Again, from the Post writer:
“Trump’s world wrestling fantasy journey wasn’t just an education in how to be a wrestling heel. He was learning how to hold an audience’s attention and how to let his enemies’ accusations make him more powerful, skills that would allow him to win the 2016 election.
“Trump’s ascent to the Oval Office brought McMahon’s revolutionary anti-ethics to the highest echelons of power. Now, it has become common to describe politics as ‘kayfabe,’ whether the illusion is playing out in staged debates between dueling paid commentators on cable news, or in the careers of a generation of conspiracy-theory-spouting Republican politicians.”
I say the McMahon/Trump comparison is apt because they live and prosper in a make-believe-world they create for themselves and, by extension, for others who bow at their thrones.
Just what this country needs?
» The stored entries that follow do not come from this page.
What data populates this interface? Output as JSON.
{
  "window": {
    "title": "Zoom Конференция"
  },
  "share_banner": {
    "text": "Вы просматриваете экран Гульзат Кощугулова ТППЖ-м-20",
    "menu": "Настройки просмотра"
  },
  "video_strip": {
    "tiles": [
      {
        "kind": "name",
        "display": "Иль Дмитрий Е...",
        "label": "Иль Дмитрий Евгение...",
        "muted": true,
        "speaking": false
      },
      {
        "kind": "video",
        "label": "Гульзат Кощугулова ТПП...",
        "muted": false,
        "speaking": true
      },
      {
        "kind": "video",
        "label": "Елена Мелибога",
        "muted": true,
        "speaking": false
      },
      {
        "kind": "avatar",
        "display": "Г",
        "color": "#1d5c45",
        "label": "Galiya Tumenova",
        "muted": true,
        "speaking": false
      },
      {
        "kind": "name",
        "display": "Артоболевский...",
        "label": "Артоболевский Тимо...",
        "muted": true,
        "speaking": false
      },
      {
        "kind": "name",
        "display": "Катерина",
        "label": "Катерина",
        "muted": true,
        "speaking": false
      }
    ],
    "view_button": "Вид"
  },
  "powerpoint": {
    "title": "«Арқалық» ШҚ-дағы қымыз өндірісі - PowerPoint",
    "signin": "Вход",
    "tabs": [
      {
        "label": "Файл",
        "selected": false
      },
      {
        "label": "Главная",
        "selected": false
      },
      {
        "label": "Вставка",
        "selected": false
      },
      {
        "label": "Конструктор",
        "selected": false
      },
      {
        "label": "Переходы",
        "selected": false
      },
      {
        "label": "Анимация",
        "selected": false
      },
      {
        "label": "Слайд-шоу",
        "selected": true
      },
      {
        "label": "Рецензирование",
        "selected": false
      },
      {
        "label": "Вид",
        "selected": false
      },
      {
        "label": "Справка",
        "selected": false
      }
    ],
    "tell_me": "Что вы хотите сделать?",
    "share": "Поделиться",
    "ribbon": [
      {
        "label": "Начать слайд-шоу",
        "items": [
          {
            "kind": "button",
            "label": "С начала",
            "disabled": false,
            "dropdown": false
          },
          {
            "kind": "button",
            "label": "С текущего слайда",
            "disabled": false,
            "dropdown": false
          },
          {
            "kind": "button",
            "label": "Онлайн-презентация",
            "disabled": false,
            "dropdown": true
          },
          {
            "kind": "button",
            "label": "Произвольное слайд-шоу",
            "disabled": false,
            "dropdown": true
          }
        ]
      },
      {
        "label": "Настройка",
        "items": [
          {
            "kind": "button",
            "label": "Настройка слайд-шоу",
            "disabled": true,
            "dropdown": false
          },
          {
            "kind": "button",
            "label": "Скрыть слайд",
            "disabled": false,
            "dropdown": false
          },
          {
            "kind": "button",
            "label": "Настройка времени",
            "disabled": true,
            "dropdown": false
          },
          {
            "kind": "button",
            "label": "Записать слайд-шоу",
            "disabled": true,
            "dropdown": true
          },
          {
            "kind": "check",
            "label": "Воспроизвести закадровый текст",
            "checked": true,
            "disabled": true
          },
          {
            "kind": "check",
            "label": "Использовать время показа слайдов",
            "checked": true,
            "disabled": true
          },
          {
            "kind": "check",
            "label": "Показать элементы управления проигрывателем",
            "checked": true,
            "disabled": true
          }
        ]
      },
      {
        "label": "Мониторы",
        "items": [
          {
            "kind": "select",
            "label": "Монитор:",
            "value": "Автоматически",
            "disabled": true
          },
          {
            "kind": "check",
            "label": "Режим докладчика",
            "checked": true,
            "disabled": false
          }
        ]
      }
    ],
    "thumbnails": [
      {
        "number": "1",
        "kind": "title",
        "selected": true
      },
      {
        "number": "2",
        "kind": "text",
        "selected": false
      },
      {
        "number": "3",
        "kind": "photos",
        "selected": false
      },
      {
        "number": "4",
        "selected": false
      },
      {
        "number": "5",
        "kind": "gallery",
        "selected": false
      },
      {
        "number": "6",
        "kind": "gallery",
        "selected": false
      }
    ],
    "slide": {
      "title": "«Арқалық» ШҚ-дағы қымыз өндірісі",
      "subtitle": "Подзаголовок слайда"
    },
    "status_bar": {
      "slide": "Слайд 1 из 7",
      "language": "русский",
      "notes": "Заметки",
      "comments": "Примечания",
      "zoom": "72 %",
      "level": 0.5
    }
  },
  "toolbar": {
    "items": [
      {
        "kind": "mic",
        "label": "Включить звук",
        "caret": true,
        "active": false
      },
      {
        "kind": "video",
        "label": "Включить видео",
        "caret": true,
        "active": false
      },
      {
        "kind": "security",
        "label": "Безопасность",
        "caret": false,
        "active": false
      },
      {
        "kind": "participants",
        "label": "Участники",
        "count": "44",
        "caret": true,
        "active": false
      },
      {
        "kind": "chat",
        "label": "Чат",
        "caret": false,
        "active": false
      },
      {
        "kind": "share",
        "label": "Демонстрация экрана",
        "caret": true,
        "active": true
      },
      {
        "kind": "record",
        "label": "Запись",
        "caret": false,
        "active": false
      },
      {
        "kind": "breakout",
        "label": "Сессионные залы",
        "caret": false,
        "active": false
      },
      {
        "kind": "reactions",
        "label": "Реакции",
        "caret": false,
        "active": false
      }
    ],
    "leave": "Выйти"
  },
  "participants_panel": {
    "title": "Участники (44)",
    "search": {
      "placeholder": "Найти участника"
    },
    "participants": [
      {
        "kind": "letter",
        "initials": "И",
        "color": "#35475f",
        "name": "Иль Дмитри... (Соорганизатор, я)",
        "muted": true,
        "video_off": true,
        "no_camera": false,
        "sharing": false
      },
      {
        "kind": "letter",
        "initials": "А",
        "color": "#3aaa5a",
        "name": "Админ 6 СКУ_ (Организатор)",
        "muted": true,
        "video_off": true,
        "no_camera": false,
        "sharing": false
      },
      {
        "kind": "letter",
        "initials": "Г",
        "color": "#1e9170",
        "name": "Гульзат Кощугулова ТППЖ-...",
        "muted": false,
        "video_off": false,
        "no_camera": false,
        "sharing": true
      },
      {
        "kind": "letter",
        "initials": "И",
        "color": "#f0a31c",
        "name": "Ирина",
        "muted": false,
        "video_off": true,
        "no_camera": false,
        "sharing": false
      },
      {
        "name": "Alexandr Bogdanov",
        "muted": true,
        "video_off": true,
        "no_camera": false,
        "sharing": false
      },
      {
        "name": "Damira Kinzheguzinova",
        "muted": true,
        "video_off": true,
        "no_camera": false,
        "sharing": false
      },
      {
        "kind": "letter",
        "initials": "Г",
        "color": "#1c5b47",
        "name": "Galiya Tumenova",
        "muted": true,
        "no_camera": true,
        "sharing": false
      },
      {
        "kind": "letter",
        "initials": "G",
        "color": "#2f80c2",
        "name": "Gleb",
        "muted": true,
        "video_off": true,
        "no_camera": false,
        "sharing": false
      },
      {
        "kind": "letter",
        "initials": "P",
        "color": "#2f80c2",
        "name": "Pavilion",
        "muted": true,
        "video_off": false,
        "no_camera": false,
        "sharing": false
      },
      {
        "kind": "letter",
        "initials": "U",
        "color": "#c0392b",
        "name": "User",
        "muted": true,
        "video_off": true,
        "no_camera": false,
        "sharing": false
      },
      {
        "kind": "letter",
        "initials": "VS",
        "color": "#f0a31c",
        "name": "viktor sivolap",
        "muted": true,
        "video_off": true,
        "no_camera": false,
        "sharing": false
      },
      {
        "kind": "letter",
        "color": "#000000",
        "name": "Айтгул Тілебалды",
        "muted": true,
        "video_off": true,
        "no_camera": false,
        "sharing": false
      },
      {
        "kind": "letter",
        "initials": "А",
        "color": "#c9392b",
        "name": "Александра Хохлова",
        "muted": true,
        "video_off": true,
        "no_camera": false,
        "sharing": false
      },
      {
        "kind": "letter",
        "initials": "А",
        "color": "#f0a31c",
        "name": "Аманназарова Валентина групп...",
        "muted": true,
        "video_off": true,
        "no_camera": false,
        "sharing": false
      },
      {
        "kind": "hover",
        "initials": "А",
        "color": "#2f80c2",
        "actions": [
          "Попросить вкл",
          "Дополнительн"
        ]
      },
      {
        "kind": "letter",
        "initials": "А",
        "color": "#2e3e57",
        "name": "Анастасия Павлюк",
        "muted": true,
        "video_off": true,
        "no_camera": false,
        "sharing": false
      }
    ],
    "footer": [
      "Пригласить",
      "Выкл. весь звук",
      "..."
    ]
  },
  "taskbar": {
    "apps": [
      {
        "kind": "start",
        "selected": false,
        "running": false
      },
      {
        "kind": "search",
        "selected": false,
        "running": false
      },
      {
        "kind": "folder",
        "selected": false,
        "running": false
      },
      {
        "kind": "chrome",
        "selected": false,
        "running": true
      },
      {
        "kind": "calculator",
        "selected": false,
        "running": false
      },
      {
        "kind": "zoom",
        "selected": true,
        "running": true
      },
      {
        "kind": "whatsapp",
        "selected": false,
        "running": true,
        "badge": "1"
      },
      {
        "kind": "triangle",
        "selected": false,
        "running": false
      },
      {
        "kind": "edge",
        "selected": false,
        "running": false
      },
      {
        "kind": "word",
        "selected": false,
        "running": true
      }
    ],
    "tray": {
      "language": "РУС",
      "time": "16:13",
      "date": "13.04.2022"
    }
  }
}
Another term for Trump who believes that “professional” wrestling provides guidance on how, as Americans, we should live and behave, as well as on how he should lead the government.
I did learn a new word in this Washington Post column: “Kayfabe.”
A noun, it refers to the portrayal of staged events within an industry as “real” or “true,” specifically the portrayal of competition, rivalries, and relationships between participants as being genuine and not staged. Portrayed as true when they are anything but true.
So I reject “kayfabe” in politics – and in “professional” wrestling. Trump wants to recreate his artificial reality. I say NO.